I hope this helps someone else the support guys for EthOS were extreme helpful.
So the rig is a 10 GUP setup with RX580 8GB cards. A mix of powercolor and MSI. It was running fine since February when about 5 days ago the rig would randomly crash. No SSH and no GUI. At first I just rebooted and it would last maybe an hour. Other times only a few minutes.
I started trouble troubleshooting thinking it was a PCI-E riser. It seemed like 3 were bad so I order 12 risers to replace them all and have 2 spare.
It did not help. Still crashed.
Then I thought It could be the USB bus, so I moved it to a different ports. Still crashed.
Then I thought the USB media went bad and setup an SSD drive. Still crashed.
I tried booting to each GPU one at a time. Still crashed.
I ready some where it could be the PSU but could not see how it could be the case here. I'm running one 1300W and one 750W.
I ended up contacting Ethos support on an unrelated issue. The system would not boot the SSD on 1.3.1 OS image. I was told to put it in legacy mode.

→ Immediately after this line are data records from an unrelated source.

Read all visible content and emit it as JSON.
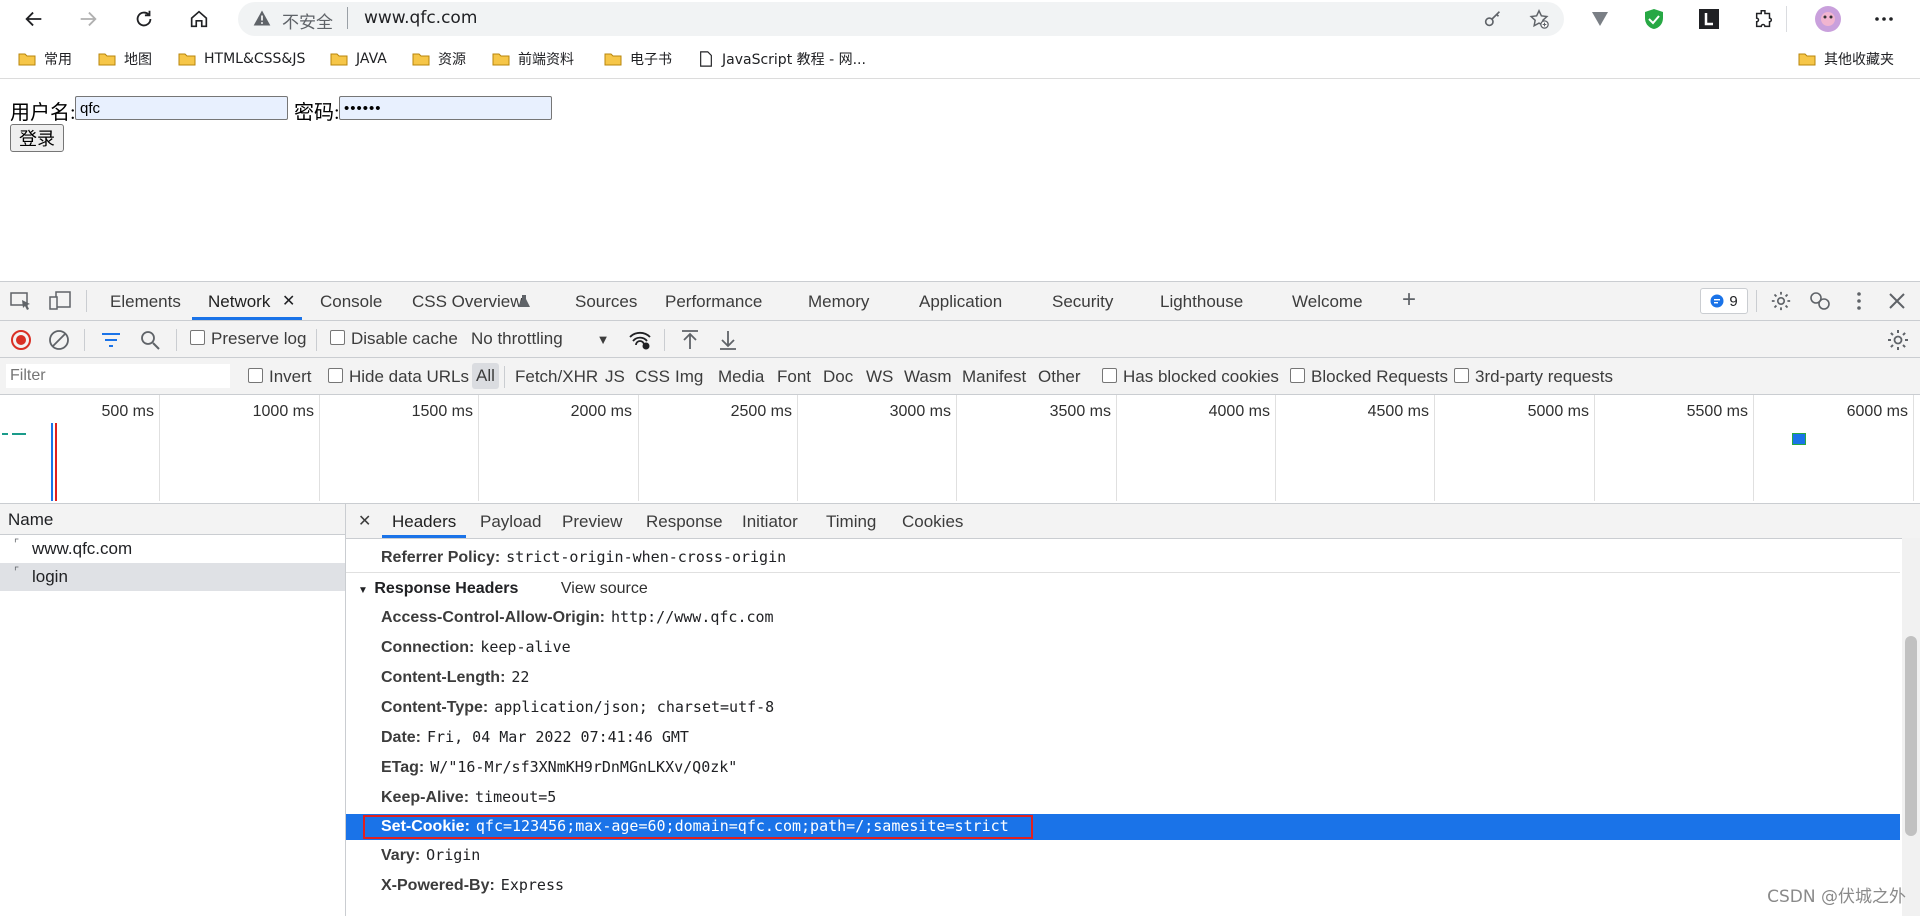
{
  "browser": {
    "address": {
      "insecure_label": "不安全",
      "url": "www.qfc.com"
    },
    "icons": [
      "back-icon",
      "forward-icon",
      "reload-icon",
      "home-icon",
      "key-icon",
      "favorite-add-icon",
      "v-extension-icon",
      "shield-extension-icon",
      "l-extension-icon",
      "extensions-icon",
      "profile-avatar",
      "more-icon"
    ]
  },
  "bookmarks": {
    "items": [
      "常用",
      "地图",
      "HTML&CSS&JS",
      "JAVA",
      "资源",
      "前端资料",
      "电子书",
      "JavaScript 教程 - 网..."
    ],
    "other": "其他收藏夹"
  },
  "page": {
    "username_label": "用户名:",
    "username_value": "qfc",
    "password_label": "密码:",
    "password_value": "••••••",
    "login_button": "登录"
  },
  "devtools": {
    "tabs": [
      "Elements",
      "Network",
      "Console",
      "CSS Overview",
      "Sources",
      "Performance",
      "Memory",
      "Application",
      "Security",
      "Lighthouse",
      "Welcome"
    ],
    "active_tab": "Network",
    "issues_count": "9",
    "network_toolbar": {
      "preserve_log": "Preserve log",
      "disable_cache": "Disable cache",
      "throttling": "No throttling"
    },
    "filter_bar": {
      "placeholder": "Filter",
      "invert": "Invert",
      "hide_data_urls": "Hide data URLs",
      "types": [
        "All",
        "Fetch/XHR",
        "JS",
        "CSS",
        "Img",
        "Media",
        "Font",
        "Doc",
        "WS",
        "Wasm",
        "Manifest",
        "Other"
      ],
      "has_blocked_cookies": "Has blocked cookies",
      "blocked_requests": "Blocked Requests",
      "third_party": "3rd-party requests"
    },
    "timeline": {
      "ticks": [
        "500 ms",
        "1000 ms",
        "1500 ms",
        "2000 ms",
        "2500 ms",
        "3000 ms",
        "3500 ms",
        "4000 ms",
        "4500 ms",
        "5000 ms",
        "5500 ms",
        "6000 ms"
      ]
    },
    "requests": {
      "column": "Name",
      "rows": [
        "www.qfc.com",
        "login"
      ],
      "selected": "login"
    },
    "detail": {
      "tabs": [
        "Headers",
        "Payload",
        "Preview",
        "Response",
        "Initiator",
        "Timing",
        "Cookies"
      ],
      "active_tab": "Headers",
      "referrer_policy": {
        "name": "Referrer Policy:",
        "value": "strict-origin-when-cross-origin"
      },
      "response_headers_title": "Response Headers",
      "view_source": "View source",
      "headers": [
        {
          "name": "Access-Control-Allow-Origin:",
          "value": "http://www.qfc.com"
        },
        {
          "name": "Connection:",
          "value": "keep-alive"
        },
        {
          "name": "Content-Length:",
          "value": "22"
        },
        {
          "name": "Content-Type:",
          "value": "application/json; charset=utf-8"
        },
        {
          "name": "Date:",
          "value": "Fri, 04 Mar 2022 07:41:46 GMT"
        },
        {
          "name": "ETag:",
          "value": "W/\"16-Mr/sf3XNmKH9rDnMGnLKXv/Q0zk\""
        },
        {
          "name": "Keep-Alive:",
          "value": "timeout=5"
        },
        {
          "name": "Set-Cookie:",
          "value": "qfc=123456;max-age=60;domain=qfc.com;path=/;samesite=strict"
        },
        {
          "name": "Vary:",
          "value": "Origin"
        },
        {
          "name": "X-Powered-By:",
          "value": "Express"
        }
      ],
      "highlighted_header": "Set-Cookie:"
    }
  },
  "watermark": "CSDN @伏城之外",
  "colors": {
    "accent": "#1a73e8",
    "highlight_border": "#e02020",
    "record": "#d93025"
  }
}
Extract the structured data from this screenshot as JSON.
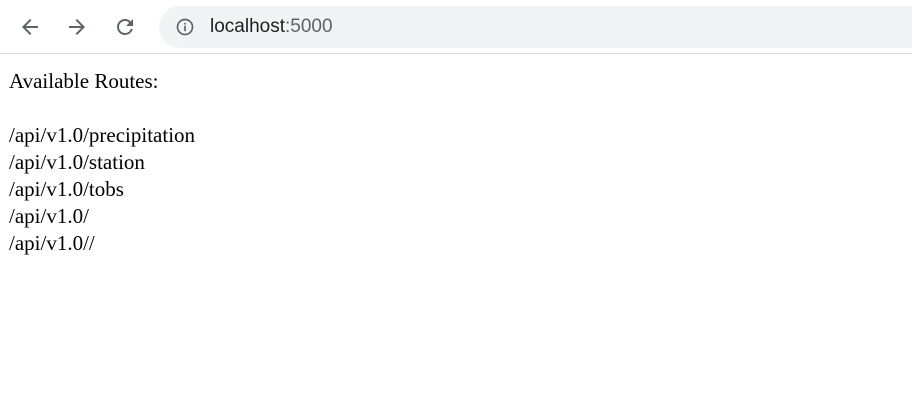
{
  "browser": {
    "icons": {
      "back": "arrow-left-icon",
      "forward": "arrow-right-icon",
      "reload": "reload-icon",
      "site_info": "info-icon"
    },
    "address": {
      "host": "localhost",
      "port": ":5000"
    }
  },
  "page": {
    "heading": "Available Routes:",
    "routes": [
      "/api/v1.0/precipitation",
      "/api/v1.0/station",
      "/api/v1.0/tobs",
      "/api/v1.0/",
      "/api/v1.0//"
    ]
  },
  "colors": {
    "omnibox_bg": "#f1f3f4",
    "icon": "#5f6368",
    "url_host": "#202124",
    "text": "#000000"
  }
}
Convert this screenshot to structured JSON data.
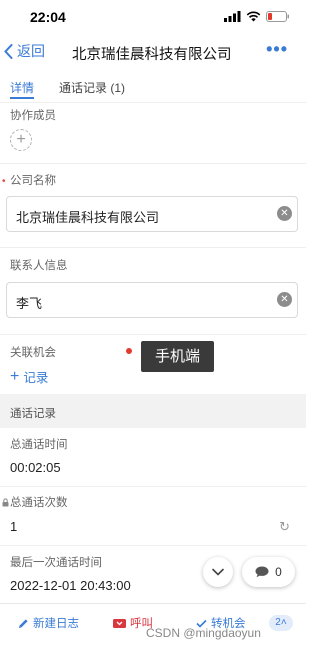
{
  "status_bar": {
    "time": "22:04"
  },
  "nav": {
    "back_label": "返回",
    "title": "北京瑞佳晨科技有限公司",
    "more_label": "•••"
  },
  "tabs": [
    {
      "label": "详情"
    },
    {
      "label": "通话记录 (1)"
    }
  ],
  "fields": {
    "members_label": "协作成员",
    "company_label": "公司名称",
    "company_value": "北京瑞佳晨科技有限公司",
    "contact_label": "联系人信息",
    "contact_value": "李飞",
    "opportunity_label": "关联机会",
    "add_record_label": "记录"
  },
  "tooltip": {
    "text": "手机端"
  },
  "call_section": {
    "header": "通话记录",
    "total_time_label": "总通话时间",
    "total_time_value": "00:02:05",
    "total_count_label": "总通话次数",
    "total_count_value": "1",
    "last_time_label": "最后一次通话时间",
    "last_time_value": "2022-12-01 20:43:00"
  },
  "fab": {
    "comment_count": "0"
  },
  "bottom_bar": {
    "new_log_label": "新建日志",
    "call_label": "呼叫",
    "convert_label": "转机会",
    "more_count": "2"
  },
  "watermark": "CSDN @mingdaoyun",
  "colors": {
    "accent": "#3a7bd5",
    "danger": "#d9363e",
    "section_bg": "#f2f2f2"
  }
}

Then the GUI would not load and we worked on that for a bit and just fell back to using SSH to configure.
After we had it setup and hashing, The support tech was not pleased with my hashing rate and provided instructions on BIOS moding. After that they reviewed the configuration and gave me some new setting for mem ( memory overclocking) and vlt ( Volts for each GPU). I made their suggested changes. The system was running better went from 272 mh/s to 300 mh/s with setting. However the system was still crashing randomly.
The tech had me lower the vlt more. Actually slightly below 950. He was thinking it was the PSU not being able to support the power needs.
It looks like he was right after making the = to 'vlt hostname 940 920 920 950 950 940 940 950 920 950', it seems to have reduced the power needs to where the rig has been running for over 21 hours without a crash and my total wattage is down to 1,169W from about 1,499W.
The moral of the story is that EthOS support is great and Taking time out to tune your rig can have far reaching benefits.
Here is a copy of EthOS configuration for anyone who's interested. Your configuration may require tuning to work.
flags --cl-global-work 8192 --farm-recheck 200
vlt [hostname] 940 920 920 950 950 940 940 950 920 950
mem 80e886 2000 2100 2050 2050 2125 2125 2050 2125 2100 2050
You'd need to change the wallet and vlt [hostname] to be your rig hostname.